Humidity is vital to determining the habitats in which sprickets can live as they need to avoid desiccation. They typically live in rainforest leaf litter, particularly in the top layer of organic soil, under rocks, in and beneath rotten logs, and even in caves. Although most species are restricted to rainforests, they can also be found in neighboring woody areas. The Australian species Draculoides vinei is believed to have been forced to move into a nearby humid cave system after its original forests dramatically decreased in size. Additionally, some species have been found in insect nests; Afrozomus machadoi lives in termite mounds, while Stenochrus portoricensis has been found in ant colonies. Schizomids are also occasionally found living in the trees; the South American Surazomus arboreus lives in rainforest that is seasonally flooded, forcing the arachnids to move higher into the trees to avoid drowning.

While sprickets are not typically found in colder climates, several Californian Hubbardia species have been found living under snow-covered rocks, and Hubbardia briggsi in particular is often found in snowy habitats during the winter.

==Biology==
While not much is known about the lifespans of schizomids, they have been found to live for several months in captivity.

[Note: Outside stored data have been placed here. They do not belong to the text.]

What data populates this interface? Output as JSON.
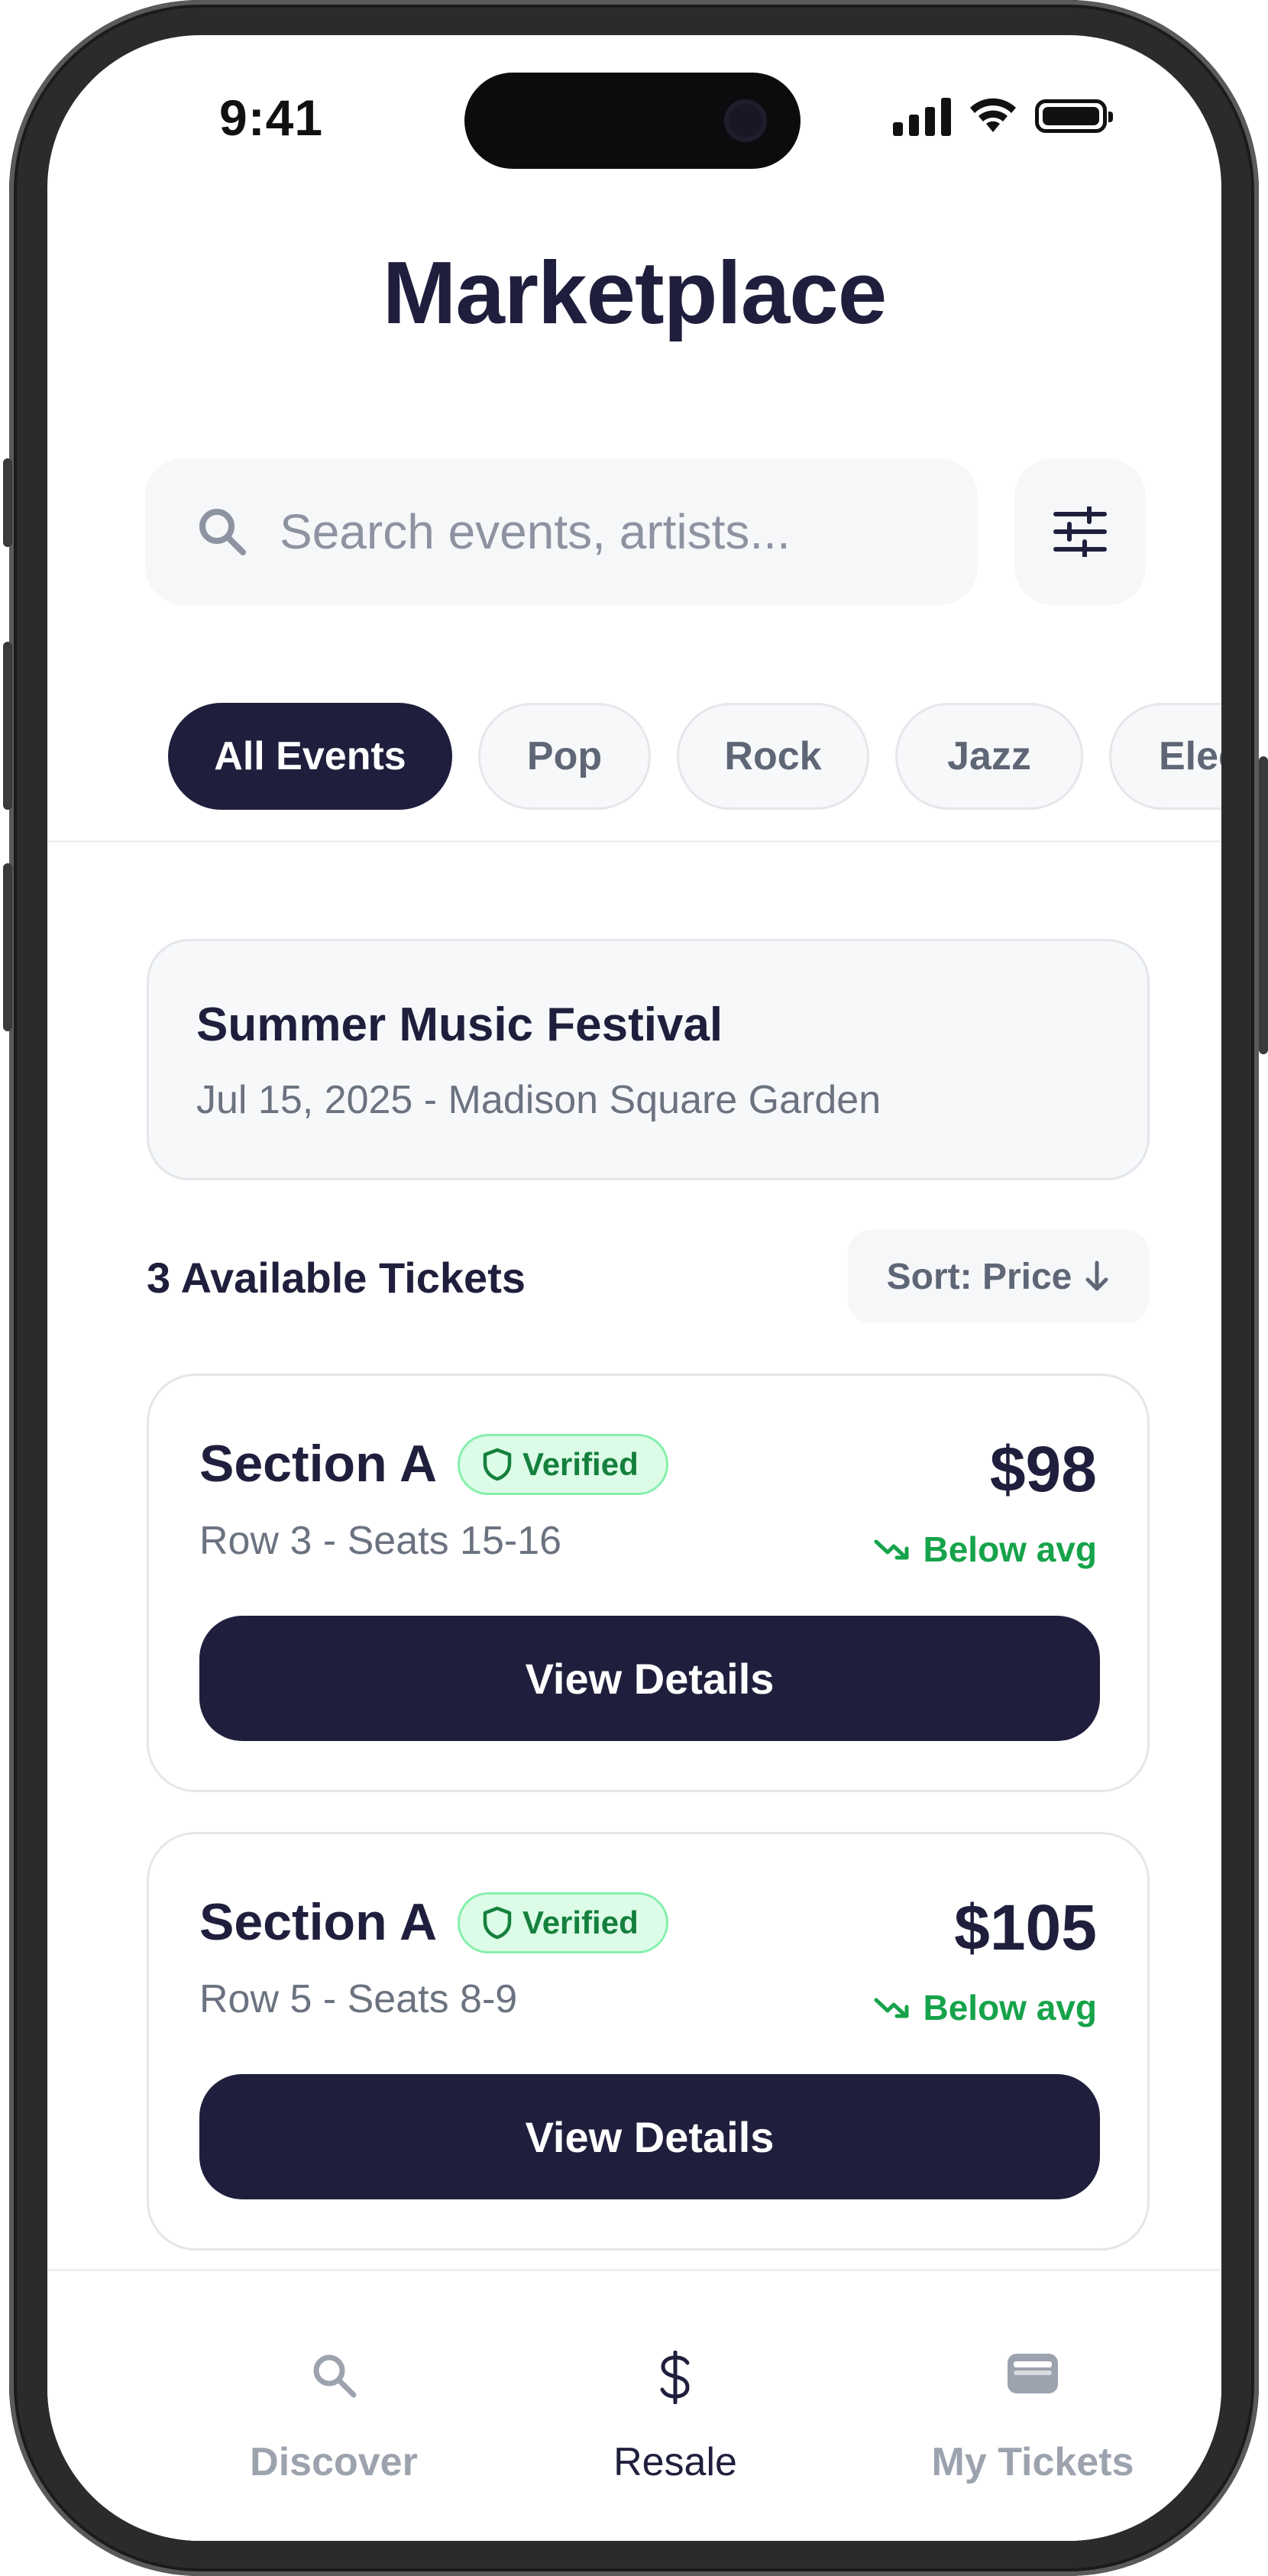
{
  "status_bar": {
    "time": "9:41"
  },
  "header": {
    "title": "Marketplace"
  },
  "search": {
    "placeholder": "Search events, artists..."
  },
  "filters": {
    "chips": [
      {
        "label": "All Events",
        "active": true
      },
      {
        "label": "Pop",
        "active": false
      },
      {
        "label": "Rock",
        "active": false
      },
      {
        "label": "Jazz",
        "active": false
      },
      {
        "label": "Electronic",
        "active": false
      }
    ]
  },
  "event": {
    "title": "Summer Music Festival",
    "subtitle": "Jul 15, 2025 - Madison Square Garden"
  },
  "listing": {
    "count_label": "3 Available Tickets",
    "sort_label": "Sort: Price"
  },
  "tickets": [
    {
      "section": "Section A",
      "badge": "Verified",
      "row": "Row 3 - Seats 15-16",
      "price": "$98",
      "trend": "Below avg",
      "button": "View Details"
    },
    {
      "section": "Section A",
      "badge": "Verified",
      "row": "Row 5 - Seats 8-9",
      "price": "$105",
      "trend": "Below avg",
      "button": "View Details"
    }
  ],
  "bottom_nav": [
    {
      "label": "Discover",
      "icon": "search-icon",
      "active": false
    },
    {
      "label": "Resale",
      "icon": "dollar-icon",
      "active": true
    },
    {
      "label": "My Tickets",
      "icon": "wallet-icon",
      "active": false
    }
  ],
  "colors": {
    "primary": "#1f1f3d",
    "success": "#16a34a",
    "muted": "#9ca3af"
  }
}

===Mortality and defense===
Not much is known about the natural predators of sprickets. Amblypygids have been observed eating schizomids. Additionally, despite their small size, schizomids have been observed being parasitized by tiny nematodes; the opisthosoma of one Stenochrus goodnightorum was nearly completely filled by a parasitic nematode.

===Diet and feeding===
Sprickets are active predators, constantly using their antenniform legs to examine the forest soil for potential prey. A wide range of invertebrates are prey items, including isopods, millipedes, cockroaches, worms, springtails, termites, booklice, zorapterans, and even other schizomids. Prey can range in size from 10% of their body size to as much as 100%. Once potential prey is located, the arachnid uses their antenniform legs to determine the size of the creature and note any extremities. Should the schizomid not retreat, it will lunge forward and seize its victim with its palps. The prey is then subdued, and possibly taken to the shelter of a nearby crevice to be eaten. The chelicerae dismember the prey item before the tissues are liquified into chyme and ingested via suction with the mouth.

Schizomids can survive a long time without food; some Hubbardia pentapeltis have been shown to survive five months without food.

=== Mating ===
During mating, the female grasps the flagellum (the posterior-tail-like structure) of the male with her chelicerae, simultaneously with the male attempting to move the female over his spermatophore (sperm packet) by physically dragging her forwards in a so-called "mating march" (Paarungsmarsch).